After having spent an evening trying to iron out the issues and coming up with a clearer understanding, these are my thoughts.
The legendary Martin Fowler have written a good article about this. The article suggest the word double as a generic form of objects which are utilized in testing scenarios in place of the real implementation. Stubs and mocks are therefore specific versions of doubles. A stub is described as primarily "returning canned answers" and secondarily remembering what was called, while a mock are pre-set with expectations about which calls should be made.
This means that stubs don't really care whether they were called or not. The mock object, on the other hand, enforces which calls should be made, in what order and with what parameters. Mocks are concerned with the behaviour, in addition to the end-result, whereas stubs are only concerned with the end-result. Stubs lends itself to state-based testing, given A,B,C perform X, expect A',B',C'. Mocks on the other hand also enforces how the end-state was derived at.

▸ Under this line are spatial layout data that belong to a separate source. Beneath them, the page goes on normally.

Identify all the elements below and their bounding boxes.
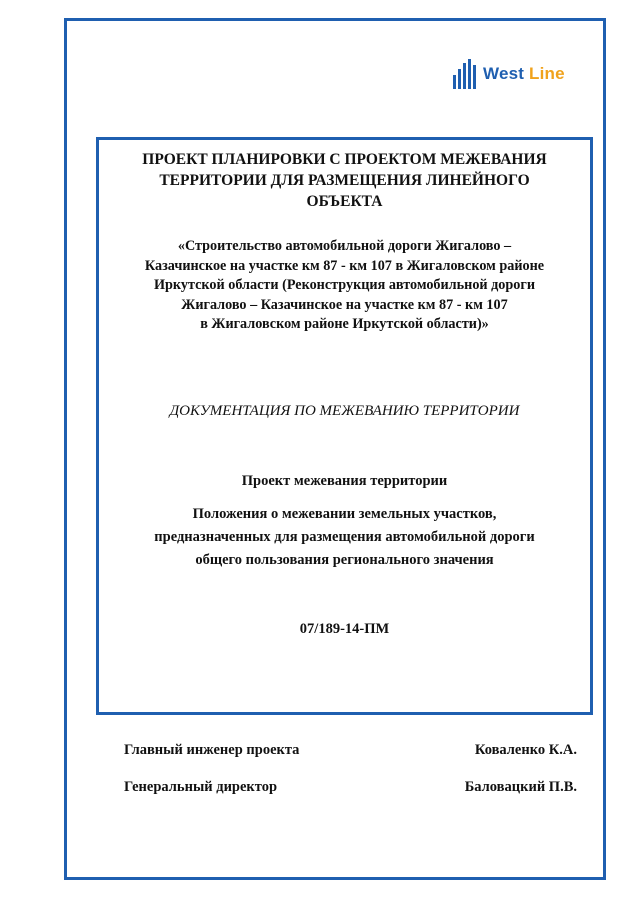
signature-role: Главный инженер проекта <box>124 742 300 758</box>
project-name-line: в Жигаловском районе Иркутской области)» <box>200 316 489 332</box>
project-name-line: Иркутской области (Реконструкция автомобильной дороги <box>153 277 536 293</box>
document-code: 07/189-14-ПМ <box>299 621 390 637</box>
provisions-line: предназначенных для размещения автомобильной дороги <box>154 529 535 545</box>
project-name-line: Казачинское на участке км 87 - км 107 в Жигаловском районе <box>144 257 545 274</box>
documentation-section-heading: ДОКУМЕНТАЦИЯ ПО МЕЖЕВАНИЮ ТЕРРИТОРИИ <box>169 403 520 419</box>
project-name <box>96 237 593 335</box>
signature-name: Баловацкий П.В. <box>464 779 577 795</box>
company-logo <box>453 54 603 94</box>
signature-role: Генеральный директор <box>124 779 278 795</box>
logo-wordmark <box>483 64 565 84</box>
barcode-bars-icon <box>453 59 478 89</box>
title-line: ОБЪЕКТА <box>306 193 383 210</box>
provisions-line: общего пользования регионального значения <box>195 552 494 568</box>
title-line: ПРОЕКТ ПЛАНИРОВКИ С ПРОЕКТОМ МЕЖЕВАНИЯ <box>142 151 547 168</box>
project-name-line: Жигалово – Казачинское на участке км 87 - км 107 <box>181 296 508 313</box>
document-subtitle: Проект межевания территории <box>241 473 448 489</box>
document-title <box>96 149 593 212</box>
project-name-line: «Строительство автомобильной дороги Жигалово – <box>177 238 512 254</box>
title-line: ТЕРРИТОРИИ ДЛЯ РАЗМЕЩЕНИЯ ЛИНЕЙНОГО <box>159 172 530 189</box>
logo-line-text: Line <box>529 64 565 83</box>
signature-name: Коваленко К.А. <box>474 742 577 758</box>
logo-west-text: West <box>483 64 525 83</box>
provisions-line: Положения о межевании земельных участков, <box>192 506 497 522</box>
provisions-heading <box>96 503 593 572</box>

One could argue that as mocks dictates the behaviour of a method, they break encapsulation. However this is a double edged sword, as it can be used to flesh out behaviour in an iterative manner, exemplified by Behaviour-Driven-Development (BDD).
In the context of Rhino Mocks, the waters are muddied. From this page we gather that you can set expectations on stubs, but they will never be enforced, and will therefore never make a test fail. On the other hand, you can use the
Repeat.Any()method on a mocked call to basically make it behave like a stubbed method (if it was called it is ok, but if not that's ok too).
Further, in Rhino Mocks, when you create a stub of an object, all properties functions as you would normally expect them to (if you set a value X, you will get back X later on).